The Senile DBA Guide to Troubleshooting Sudden Growth in Redo Generation

I just troubleshooted a server where the amounts of redo generated suddenly exploded to the point of running out of disk space.

After I was done, the problem was found and the storage manager pacified, I decided to save the queries I used. This is a rather common issue, and the scripts will be useful for the next time.

It was very embarrassing to discover that I actually have 4 similar but not identical scripts for troubleshooting redo explosions. Now I have 5 🙂

Here are the techniques I use:

  1. I determine whether there is really a problem and the times the excessive redo was generated by looking at v$log_history:
    select trunc(FIRST_TIME,'HH') ,sum(BLOCKS) BLOCKS , count(*) cnt
    ,sum(decode(THREAD#,1,BLOCKS,0)) Node1_Blocks
    ,sum(decode(THREAD#,1,1,0)) Node1_Count
    ,sum(decode(THREAD#,2,BLOCKS,0)) Node2
    ,sum(decode(THREAD#,2,1,0)) Node2_Count
    ,sum(decode(THREAD#,3,BLOCKS,0)) Node3
    ,sum(decode(THREAD#,3,1,0)) Node3_Count
    from v$archived_log
    where FIRST_TIME >sysdate -30
    group by trunc(FIRST_TIME,'HH')
    order by trunc(FIRST_TIME,'HH') desc
    
  2. If the problem is still happening, I can use Tanel Poder’s Snapper to find the worse redo generating sessions.
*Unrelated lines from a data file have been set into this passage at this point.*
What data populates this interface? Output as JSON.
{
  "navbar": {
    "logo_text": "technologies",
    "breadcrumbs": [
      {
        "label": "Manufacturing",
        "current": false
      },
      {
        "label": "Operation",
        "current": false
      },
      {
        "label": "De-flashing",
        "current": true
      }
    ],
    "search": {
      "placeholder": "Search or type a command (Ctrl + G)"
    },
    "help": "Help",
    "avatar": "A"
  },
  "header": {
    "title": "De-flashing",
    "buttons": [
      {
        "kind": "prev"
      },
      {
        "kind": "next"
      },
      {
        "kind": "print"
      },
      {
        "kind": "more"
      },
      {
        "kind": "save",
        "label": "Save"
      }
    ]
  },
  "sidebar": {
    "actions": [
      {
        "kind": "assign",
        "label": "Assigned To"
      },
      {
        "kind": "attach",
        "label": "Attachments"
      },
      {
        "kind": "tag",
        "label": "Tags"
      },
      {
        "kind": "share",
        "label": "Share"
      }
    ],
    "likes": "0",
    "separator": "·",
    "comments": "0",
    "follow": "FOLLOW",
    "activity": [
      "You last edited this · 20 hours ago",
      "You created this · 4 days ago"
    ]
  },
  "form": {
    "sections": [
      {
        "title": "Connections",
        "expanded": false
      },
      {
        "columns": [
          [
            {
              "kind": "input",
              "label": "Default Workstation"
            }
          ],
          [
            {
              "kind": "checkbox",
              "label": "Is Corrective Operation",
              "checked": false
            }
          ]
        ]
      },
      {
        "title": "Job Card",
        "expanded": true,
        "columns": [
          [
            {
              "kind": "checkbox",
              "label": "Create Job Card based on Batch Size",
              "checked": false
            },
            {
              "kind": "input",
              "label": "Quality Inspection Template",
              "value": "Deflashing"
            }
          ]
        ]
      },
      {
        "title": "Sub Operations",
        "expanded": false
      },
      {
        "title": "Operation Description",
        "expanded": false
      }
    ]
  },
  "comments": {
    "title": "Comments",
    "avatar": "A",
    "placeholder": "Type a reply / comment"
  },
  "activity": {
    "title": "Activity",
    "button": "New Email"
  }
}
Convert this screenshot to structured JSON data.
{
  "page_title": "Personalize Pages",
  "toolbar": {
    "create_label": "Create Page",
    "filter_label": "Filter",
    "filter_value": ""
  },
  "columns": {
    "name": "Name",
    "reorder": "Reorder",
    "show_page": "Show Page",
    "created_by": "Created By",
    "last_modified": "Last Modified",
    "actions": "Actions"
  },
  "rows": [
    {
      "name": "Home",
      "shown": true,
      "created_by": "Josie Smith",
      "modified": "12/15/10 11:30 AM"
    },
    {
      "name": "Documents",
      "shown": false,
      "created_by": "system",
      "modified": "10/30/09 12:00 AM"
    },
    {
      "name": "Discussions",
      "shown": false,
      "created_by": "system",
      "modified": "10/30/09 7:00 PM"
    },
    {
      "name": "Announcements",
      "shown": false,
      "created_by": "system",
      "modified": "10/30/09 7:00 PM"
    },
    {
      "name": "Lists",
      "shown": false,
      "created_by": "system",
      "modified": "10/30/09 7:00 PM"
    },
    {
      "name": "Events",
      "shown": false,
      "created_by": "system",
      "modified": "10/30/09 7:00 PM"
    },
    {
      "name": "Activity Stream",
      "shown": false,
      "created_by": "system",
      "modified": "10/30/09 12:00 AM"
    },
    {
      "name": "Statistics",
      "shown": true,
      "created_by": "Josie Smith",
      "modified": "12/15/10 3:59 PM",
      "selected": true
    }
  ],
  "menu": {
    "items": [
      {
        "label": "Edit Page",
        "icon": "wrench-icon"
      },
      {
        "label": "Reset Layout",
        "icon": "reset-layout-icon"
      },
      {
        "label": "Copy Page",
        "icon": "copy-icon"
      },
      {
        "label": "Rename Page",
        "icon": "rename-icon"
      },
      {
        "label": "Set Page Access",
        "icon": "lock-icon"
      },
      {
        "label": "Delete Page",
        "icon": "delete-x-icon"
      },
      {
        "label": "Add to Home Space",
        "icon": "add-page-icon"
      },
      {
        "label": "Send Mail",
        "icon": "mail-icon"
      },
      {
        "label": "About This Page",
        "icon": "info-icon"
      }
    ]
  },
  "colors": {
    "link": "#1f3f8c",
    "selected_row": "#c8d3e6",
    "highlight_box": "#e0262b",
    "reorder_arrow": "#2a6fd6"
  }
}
Tanel explains how to do this in his blog.
  3. However, Snapper’s output is very limited by the fact that it was written specifically for situations where you cannot create anything on the DB. Since I’m normally the DBA on the servers I troubleshoot, I have another script that actually gets information from v$session, sorts the results, etc.
    create global temporary table redo_stats
    ( runid varchar2(15),
      sid number,
      value int )
    on commit preserve rows;
    
    truncate table redo_stats;
    
    insert into redo_stats select 1,sid,value from v$sesstat ss
    join v$statname sn on ss.statistic#=sn.statistic#
    where name='redo size'
    
    commit;
    
    insert into redo_stats select 2,sid,value from v$sesstat ss
    join v$statname sn on ss.statistic#=sn.statistic#
    where name='redo size'
    
    commit;
    
    select *
            from redo_stats a, redo_stats b,v$session s
           where a.sid = b.sid
           and s.sid=a.sid
             and a.runid = 1
             and b.runid = 2
             and (b.value-a.value) > 0
           order by (b.value-a.value)
    
  4. Last technique is normally the most informative, and requires a bit more work than the rest, so I save it for special cases. I’m talking about using logminer to find the offender in the redo logs. This is useful when the problem is no longer happening, but we want to see what was the problem last night. You can do a lot of analysis with the information in logminer, so the key is to dig around and see if you can isolate a problem. I’m just giving a small example here. You can filter log miner data by users, segments, specific transaction ids – the sky is the limit.
    -- Here I pick up the relevant redo logs.
    -- Adjust the where condition to match the times you are interested in.
    -- I picked the last day.
    select 'exec sys.dbms_logmnr.add_logfile(''' || name ||''');'
    from v$archived_log
    where FIRST_TIME >= sysdate-1
    and THREAD#=1
    and dest_id=1
    order by FIRST_TIME desc
    
    -- Use the results of the query above to add the logfiles you are interest in
    -- Then start the logminer
    exec sys.dbms_logmnr.add_logfile('/u10/oradata/MYDB01/arch/1_8646_657724194.dbf');
    
    exec sys.dbms_logmnr.start_logmnr(options=>sys.dbms_logmnr.DICT_FROM_ONLINE_CATALOG);
    
    -- You can find the top users and segments that generated redo
    select seg_owner,seg_name,seg_type_name,operation ,min(TIMESTAMP) ,max(TIMESTAMP) ,count(*)
    from v$logmnr_contents 
    group by seg_owner,seg_name,seg_type_name,operation
    order by count(*) desc
    
    -- You can get more details about the specific actions and the amounts of redo they caused.
    select LOG_ID,THREAD#,operation, data_obj#,SEG_OWNER,SEG_NAME,TABLE_SPACE,count(*) cnt ,sum(RBABYTE) as RBABYTE ,sum(RBABLK) as RBABLK 
    from v$logmnr_contents 
    group by LOG_ID,THREAD#,operation, data_obj#,SEG_OWNER,SEG_NAME,TABLE_SPACE
    order by count(*)
    
    -- don't forget to close the logminer when you are done
    exec sys.dbms_logmnr.end_logmnr;
    
  5. If you have ASH, you can use it to find the sessions and queries that waited the most for “log file sync” event. I found that this has some correlation with the worse redo generators.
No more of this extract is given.